A unique case of catastrophic wear of a total hip arthroplasty is presented. This brief report demonstrates the presentation of catastrophic wear of a modular acetabular component with protrusion of the femoral head through a modular metal-backed titanium cup. During the revision surgery, the polyethylene was found to have disengaged from the cup, and the cup was pistoning on the femoral neck. Significant metallosis and bone loss was found. The presence of severe metallosis mimicked bone on the preoperative radiograph and obscured the severity of the osteolysis seen on imaging.
Severe metallosis can occur from nonarticulating surfaces of the implants.
It is important that patients be routinely monitored to prevent catastrophic complications associated with older-generation implants.
The amount of metallosis and bony destruction should not be underestimated on plain radiographs, and surgeons must be prepared to deal with massive bone loss that can be caused by metal debris.
The patient was referred to clinic owing to concerns about increased hip pain and decreased hip motion after a total hip arthroplasty conducted 17 years previously. This 49-year-old man had a history of coronary artery disease with previous stent placement, hypertension, and a rotator cuff repair. He was on disability, and had smoked for 30 years.
His hip replacement was conducted elsewhere, with good initial results and function. A year before presentation he began to have progressive hip pain, popping, and squeaking. Four months before presentation, his complaints were isolated to increasing groin pain, limited motion, and progressive leg-length discrepancy. Physical examination revealed an obese man (body mass index, 38 kg/m 2 ). He was neurovascularly intact, and had an antalgic gait and positive Trendelenburg gait. His motion was limited to 70° of flexion, with no internal or external rotation. His leg-length discrepancy was 1.5 cm. Imaging revealed his femoral head had worn through the Harris-Galante 1 metal cup and was articulating within a halo of bone medial to his acetabulum ( Fig. 1 ).
Blood work was negative for infection, with an erythrocyte sedimentation rate of 17 mm/h and a C-reactive protein level less than 0.29 mg/dL.

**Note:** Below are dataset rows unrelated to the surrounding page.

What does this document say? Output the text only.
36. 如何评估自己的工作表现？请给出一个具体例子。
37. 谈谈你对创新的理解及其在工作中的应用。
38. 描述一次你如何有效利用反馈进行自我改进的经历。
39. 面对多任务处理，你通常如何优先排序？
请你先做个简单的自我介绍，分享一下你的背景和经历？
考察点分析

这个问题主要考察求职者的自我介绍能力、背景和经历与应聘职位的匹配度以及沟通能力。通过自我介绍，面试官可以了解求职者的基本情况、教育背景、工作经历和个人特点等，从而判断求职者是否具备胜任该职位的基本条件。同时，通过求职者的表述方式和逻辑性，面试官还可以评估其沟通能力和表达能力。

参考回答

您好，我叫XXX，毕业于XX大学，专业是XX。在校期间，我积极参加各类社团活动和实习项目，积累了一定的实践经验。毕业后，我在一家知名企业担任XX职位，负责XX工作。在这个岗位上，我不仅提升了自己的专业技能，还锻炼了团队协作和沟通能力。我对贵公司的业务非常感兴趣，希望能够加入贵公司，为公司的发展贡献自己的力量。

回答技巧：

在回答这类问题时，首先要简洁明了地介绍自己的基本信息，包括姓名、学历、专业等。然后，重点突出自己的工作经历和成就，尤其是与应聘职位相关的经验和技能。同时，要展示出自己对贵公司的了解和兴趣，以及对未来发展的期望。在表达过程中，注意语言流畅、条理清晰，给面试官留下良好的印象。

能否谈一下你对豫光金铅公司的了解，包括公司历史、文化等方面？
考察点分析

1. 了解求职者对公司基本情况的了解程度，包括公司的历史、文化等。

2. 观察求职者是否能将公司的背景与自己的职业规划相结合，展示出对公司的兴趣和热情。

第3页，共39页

He was consented and taken to the operating room for a revision total hip arthroplasty. Significant metallosis and proximal femoral bone loss was found ( Fig. 2 ). What appeared on imaging to suggest a hypertrophic bony response around the proximal femur was actually hypertrophic tissue containing metal debris with complete loss of proximal femoral bone. The polyethylene liner was found floating free in the inferior pouch of the capsule, and was not worn through. However, the titanium acetabular component had completely worn through ( Fig. 3 ). The acetabulum was grossly loose, and the femoral component was able to piston axially through the metal cup. Where visible or prominent after reaming the acetabulum, screws were removed. The cup was revised to a 60-mm trabecular metal cup with screw augmentation. Although grossly stable, there was significant bone loss proximally around the fiber metal mesh, and femoral fixation was considered to be insufficient. The stem was therefore revised to an 8-inch, fully porous, coated stem with excellent distal fixation. In an attempt to protect the very thin greater trochanter and lateral bone, an extended trochanteric osteotomy was conducted. Because of the extremely fragile nature of the greater trochanter, the patient was placed in an abduction brace and was toe-touch weight bearing only.